English

Abstract

Recently, there has been a high interest in using lightweight aluminum foams for automotive, railway and aerospace operations. Because of its high ductility and deformability, Aluminum foam is generally used for energy absorption for crashworthiness applications. To keep safe and avoid occupant injuries, it is necessary to absorb the kinetic energy generated during impact. Thus, to absorb high kinetic energy, the crash box material needs a special material microstructure, which is light in weight and can absorb further energy than the being one like CaCo3, CBC, or SiC. B4C etc. In particular, the analysis of energy absorption of aluminum foam in automotive for energy absorption applications is limited. The main objective of this exploration is to analyze and optimize the porosity size and voids percentage on impact energy absorption of aluminum foam using a numerical approach.

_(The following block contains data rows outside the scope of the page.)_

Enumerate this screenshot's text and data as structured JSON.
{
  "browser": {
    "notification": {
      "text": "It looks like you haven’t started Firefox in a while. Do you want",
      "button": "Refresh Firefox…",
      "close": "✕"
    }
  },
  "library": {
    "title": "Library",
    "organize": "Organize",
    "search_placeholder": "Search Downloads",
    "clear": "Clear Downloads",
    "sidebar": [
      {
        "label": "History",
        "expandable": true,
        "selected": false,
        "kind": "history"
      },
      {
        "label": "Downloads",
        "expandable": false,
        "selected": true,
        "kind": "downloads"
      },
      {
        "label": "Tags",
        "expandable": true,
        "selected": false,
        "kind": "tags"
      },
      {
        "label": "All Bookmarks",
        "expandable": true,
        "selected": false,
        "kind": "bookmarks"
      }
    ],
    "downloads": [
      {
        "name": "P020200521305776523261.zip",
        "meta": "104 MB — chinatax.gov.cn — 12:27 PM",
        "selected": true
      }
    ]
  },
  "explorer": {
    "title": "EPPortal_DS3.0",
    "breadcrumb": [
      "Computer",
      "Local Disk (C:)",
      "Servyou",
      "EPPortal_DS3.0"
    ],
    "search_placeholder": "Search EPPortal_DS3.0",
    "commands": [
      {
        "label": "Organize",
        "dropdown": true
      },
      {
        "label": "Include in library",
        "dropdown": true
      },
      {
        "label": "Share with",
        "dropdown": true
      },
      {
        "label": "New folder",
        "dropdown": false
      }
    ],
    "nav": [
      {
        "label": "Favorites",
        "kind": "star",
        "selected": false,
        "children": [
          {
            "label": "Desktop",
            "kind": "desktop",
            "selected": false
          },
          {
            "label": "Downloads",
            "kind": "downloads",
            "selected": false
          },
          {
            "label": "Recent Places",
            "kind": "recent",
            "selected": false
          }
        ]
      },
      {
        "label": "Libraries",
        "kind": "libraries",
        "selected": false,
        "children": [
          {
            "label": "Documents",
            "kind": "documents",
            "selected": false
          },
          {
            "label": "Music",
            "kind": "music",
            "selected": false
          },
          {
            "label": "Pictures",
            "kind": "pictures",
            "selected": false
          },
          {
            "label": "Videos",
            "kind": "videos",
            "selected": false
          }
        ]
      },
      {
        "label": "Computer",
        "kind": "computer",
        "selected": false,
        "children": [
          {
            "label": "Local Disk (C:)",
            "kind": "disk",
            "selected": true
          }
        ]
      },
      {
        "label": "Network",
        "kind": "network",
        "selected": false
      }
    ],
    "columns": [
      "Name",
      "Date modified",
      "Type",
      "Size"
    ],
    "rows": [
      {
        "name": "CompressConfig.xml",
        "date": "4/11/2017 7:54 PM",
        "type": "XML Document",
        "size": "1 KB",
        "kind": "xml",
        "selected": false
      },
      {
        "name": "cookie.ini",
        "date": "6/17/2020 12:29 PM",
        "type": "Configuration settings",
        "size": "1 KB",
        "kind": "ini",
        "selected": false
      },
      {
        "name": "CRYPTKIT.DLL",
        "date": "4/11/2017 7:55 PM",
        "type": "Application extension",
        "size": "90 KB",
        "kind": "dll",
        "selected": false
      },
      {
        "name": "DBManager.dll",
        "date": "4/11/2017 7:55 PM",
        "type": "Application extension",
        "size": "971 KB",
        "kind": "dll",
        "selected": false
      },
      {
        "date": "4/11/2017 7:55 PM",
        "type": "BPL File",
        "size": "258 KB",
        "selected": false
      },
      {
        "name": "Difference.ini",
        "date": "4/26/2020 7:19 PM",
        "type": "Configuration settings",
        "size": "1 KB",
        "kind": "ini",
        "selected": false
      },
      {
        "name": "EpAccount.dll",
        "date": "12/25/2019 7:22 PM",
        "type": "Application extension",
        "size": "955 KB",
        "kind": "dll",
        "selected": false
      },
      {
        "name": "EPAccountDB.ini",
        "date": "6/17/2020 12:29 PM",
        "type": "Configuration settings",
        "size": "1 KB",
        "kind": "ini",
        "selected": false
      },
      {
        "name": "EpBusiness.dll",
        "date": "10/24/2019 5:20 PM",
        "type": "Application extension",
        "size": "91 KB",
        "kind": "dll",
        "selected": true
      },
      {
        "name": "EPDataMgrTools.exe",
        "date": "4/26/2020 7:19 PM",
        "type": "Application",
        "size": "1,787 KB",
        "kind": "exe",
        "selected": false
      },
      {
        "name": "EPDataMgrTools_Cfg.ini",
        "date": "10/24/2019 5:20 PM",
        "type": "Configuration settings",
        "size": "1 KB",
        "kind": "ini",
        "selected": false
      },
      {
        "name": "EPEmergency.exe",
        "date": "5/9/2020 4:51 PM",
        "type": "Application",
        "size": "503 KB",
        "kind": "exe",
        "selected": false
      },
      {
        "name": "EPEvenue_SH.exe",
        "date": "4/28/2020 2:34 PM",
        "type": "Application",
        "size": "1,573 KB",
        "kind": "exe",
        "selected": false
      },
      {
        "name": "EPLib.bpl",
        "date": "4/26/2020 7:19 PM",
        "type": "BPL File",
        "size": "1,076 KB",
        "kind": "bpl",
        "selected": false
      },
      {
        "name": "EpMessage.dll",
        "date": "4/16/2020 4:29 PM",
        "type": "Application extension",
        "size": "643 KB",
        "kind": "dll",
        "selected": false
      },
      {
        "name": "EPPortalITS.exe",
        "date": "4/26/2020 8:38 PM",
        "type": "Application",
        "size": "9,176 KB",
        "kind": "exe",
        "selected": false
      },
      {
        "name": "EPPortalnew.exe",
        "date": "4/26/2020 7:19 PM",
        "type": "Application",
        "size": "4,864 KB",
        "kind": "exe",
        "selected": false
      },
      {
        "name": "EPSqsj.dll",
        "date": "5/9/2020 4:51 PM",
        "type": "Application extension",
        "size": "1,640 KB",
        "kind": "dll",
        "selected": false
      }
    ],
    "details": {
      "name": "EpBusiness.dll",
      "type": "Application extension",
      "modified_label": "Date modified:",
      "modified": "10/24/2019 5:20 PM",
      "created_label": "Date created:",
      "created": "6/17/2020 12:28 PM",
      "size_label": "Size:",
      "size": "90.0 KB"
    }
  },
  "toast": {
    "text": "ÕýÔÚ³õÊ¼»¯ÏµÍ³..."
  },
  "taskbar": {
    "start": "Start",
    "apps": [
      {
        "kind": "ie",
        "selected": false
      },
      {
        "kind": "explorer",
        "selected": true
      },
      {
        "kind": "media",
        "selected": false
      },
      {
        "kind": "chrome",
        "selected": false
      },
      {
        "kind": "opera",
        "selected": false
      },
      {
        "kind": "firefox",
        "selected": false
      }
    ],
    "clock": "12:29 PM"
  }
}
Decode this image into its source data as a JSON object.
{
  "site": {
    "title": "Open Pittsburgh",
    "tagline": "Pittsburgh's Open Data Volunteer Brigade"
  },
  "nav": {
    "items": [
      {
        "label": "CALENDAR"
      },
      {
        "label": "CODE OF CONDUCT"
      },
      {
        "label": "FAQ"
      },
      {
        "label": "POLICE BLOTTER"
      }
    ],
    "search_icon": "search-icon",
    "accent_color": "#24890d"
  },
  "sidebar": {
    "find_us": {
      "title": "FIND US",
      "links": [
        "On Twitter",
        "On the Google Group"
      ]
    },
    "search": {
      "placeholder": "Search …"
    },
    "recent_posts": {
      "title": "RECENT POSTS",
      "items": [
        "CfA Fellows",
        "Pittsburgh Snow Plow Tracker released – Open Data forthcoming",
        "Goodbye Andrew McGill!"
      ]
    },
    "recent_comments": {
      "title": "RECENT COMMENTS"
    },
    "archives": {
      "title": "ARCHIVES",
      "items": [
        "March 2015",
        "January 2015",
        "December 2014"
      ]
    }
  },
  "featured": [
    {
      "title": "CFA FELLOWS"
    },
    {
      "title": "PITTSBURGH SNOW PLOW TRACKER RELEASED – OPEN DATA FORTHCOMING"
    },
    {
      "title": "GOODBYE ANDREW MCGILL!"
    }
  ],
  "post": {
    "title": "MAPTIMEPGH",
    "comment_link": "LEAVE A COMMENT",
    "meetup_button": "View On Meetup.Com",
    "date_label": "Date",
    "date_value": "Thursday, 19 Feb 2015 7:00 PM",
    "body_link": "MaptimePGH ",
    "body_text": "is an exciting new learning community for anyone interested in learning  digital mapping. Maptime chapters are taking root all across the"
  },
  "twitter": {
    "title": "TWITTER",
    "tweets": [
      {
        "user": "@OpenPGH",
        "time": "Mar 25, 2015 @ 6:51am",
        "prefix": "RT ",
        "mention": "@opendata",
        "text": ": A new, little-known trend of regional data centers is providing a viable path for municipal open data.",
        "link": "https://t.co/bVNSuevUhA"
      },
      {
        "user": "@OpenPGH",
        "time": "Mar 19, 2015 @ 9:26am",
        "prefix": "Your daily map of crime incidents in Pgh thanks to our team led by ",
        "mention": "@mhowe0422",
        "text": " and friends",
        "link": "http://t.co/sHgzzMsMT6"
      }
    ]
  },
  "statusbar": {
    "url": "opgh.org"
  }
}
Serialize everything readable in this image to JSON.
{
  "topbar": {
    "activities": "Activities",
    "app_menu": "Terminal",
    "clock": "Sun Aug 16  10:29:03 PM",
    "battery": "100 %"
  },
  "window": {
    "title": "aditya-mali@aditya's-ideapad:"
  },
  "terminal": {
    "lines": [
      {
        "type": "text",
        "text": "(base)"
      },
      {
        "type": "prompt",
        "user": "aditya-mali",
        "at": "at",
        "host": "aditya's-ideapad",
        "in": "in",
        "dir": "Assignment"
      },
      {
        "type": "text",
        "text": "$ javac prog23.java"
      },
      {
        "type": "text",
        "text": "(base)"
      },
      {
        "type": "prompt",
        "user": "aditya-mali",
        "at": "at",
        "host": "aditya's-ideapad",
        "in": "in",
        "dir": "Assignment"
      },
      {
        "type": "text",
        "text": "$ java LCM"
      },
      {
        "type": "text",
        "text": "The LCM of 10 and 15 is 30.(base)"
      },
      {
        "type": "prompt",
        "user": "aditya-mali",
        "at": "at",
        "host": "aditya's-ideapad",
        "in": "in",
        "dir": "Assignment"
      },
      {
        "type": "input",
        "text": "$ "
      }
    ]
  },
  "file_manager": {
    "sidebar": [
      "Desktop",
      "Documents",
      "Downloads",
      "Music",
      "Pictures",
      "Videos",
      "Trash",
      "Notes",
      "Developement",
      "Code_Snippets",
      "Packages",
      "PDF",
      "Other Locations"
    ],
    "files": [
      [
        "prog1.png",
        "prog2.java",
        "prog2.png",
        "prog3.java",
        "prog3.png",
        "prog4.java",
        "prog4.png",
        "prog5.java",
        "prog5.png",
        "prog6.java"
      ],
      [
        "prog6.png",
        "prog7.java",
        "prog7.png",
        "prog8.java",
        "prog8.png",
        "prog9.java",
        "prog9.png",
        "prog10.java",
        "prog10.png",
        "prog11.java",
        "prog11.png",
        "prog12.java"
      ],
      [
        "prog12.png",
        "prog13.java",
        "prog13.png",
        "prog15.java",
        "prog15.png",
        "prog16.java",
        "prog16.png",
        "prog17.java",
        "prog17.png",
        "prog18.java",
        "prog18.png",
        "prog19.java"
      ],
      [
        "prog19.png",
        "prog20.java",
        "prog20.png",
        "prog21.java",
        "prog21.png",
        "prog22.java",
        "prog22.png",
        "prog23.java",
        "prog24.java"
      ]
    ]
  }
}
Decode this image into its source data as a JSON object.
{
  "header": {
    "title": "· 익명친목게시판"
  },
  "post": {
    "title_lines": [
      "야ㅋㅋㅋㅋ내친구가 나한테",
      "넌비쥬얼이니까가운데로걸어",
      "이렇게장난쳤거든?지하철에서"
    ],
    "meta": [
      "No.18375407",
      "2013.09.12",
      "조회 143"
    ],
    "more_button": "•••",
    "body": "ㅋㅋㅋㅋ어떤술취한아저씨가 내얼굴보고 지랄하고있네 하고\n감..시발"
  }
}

For this purpose, first, fifteen CAD Al foam samples were developed by using Digimat multi-scale material modeling software. Second, cubic elements with circular bubble shape at 5, 10 and 15 void percentage and at 1.5 mm, 2 mm,2.5 mm, 3 mm and 3.5 mm bubble sizes were modeled. Finally, the numerical analysis of impact energy by using ANSYS workbench19.2 Explicit dynamics by applying initial low velocity was performed. The parameters were compared to each other to optimize the proper percentage composition and cell size for the best energy absorption applications. The effects of bubble shape, foaming agent and percentage composition on energy immersion were discussed. In this study, the analysis was fulfilled by determining and comparing the energy absorptions of all the models and, finally, comparing them with existing foaming agents.